Di depan rumahnya ada taman yang terlihat dirawat setiap hari, ada kolam kecil di sana, tidak tahu apa isinya, warna klasik kombinasi cokelat muda dan tua menghiasi pintu dan jendela. Mataku tertuju pada jendela yang dimaksud Ilham tadi, tempat dimana gadis itu merenung, ada harap melihatnya di sana kali ini, tapi tidak mungkin, kelambu yang menghiasi jendelanya ditutup, mungkin ia sedang tidak ada di dalamnya.

“Hey, ayok masuk,” suara Ilham mengagetkan.

Rumah Ilham tengah sepi, hanya ada si mbak, yang bantu masak dan bersih-bersih, sementara Ayah dan Ibunya sedang pergi keluar kota. Aku membuntutinya yang naik ke tangga, ia mengatakan pada si mbak untuk mengantarkan makanan dan minuman ke kamar, sedang aku yang terus berjalan di belakangnya hanya memfokuskan pikiran pada gadis itu. Ia sedang apa sekarang? Bersikap yang membahayakan lagi atau tidak?

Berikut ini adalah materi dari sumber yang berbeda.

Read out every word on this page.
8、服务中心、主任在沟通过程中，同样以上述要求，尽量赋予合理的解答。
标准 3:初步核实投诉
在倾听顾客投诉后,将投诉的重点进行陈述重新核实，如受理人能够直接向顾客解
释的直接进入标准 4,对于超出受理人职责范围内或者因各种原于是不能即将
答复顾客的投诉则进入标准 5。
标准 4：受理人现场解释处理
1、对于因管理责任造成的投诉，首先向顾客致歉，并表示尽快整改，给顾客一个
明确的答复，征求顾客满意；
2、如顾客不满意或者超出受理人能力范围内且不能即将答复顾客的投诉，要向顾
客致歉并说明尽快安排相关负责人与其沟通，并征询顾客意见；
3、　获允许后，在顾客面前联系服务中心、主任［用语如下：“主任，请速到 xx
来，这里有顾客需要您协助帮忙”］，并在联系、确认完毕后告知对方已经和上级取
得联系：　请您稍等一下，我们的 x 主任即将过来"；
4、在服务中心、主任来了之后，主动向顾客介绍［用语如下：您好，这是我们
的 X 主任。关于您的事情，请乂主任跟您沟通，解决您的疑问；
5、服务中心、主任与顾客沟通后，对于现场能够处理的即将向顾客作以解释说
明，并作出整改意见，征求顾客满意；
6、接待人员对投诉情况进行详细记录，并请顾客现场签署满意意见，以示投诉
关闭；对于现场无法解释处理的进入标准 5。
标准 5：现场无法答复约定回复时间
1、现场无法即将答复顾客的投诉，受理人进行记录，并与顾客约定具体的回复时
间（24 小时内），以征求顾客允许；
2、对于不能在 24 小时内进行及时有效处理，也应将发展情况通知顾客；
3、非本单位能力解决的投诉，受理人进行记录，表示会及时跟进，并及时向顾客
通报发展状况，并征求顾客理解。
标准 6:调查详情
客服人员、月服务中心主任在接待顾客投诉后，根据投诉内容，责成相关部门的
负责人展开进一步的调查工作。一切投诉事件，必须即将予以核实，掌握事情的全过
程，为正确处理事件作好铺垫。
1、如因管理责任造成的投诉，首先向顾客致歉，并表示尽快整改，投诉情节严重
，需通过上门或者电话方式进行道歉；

Setelah memasuki kamar, yang berhadapan juga dengan kamar gadis itu, mataku tidak lepas memandang ke sana, memastikan apa benar gadis itu ada didalamnya.

“Kau kenapa?”

“Namanya siapa sih anaknya pak Doni?”

“Ramsha.” Jawabnya singkat sembari menyodorkan stik PS.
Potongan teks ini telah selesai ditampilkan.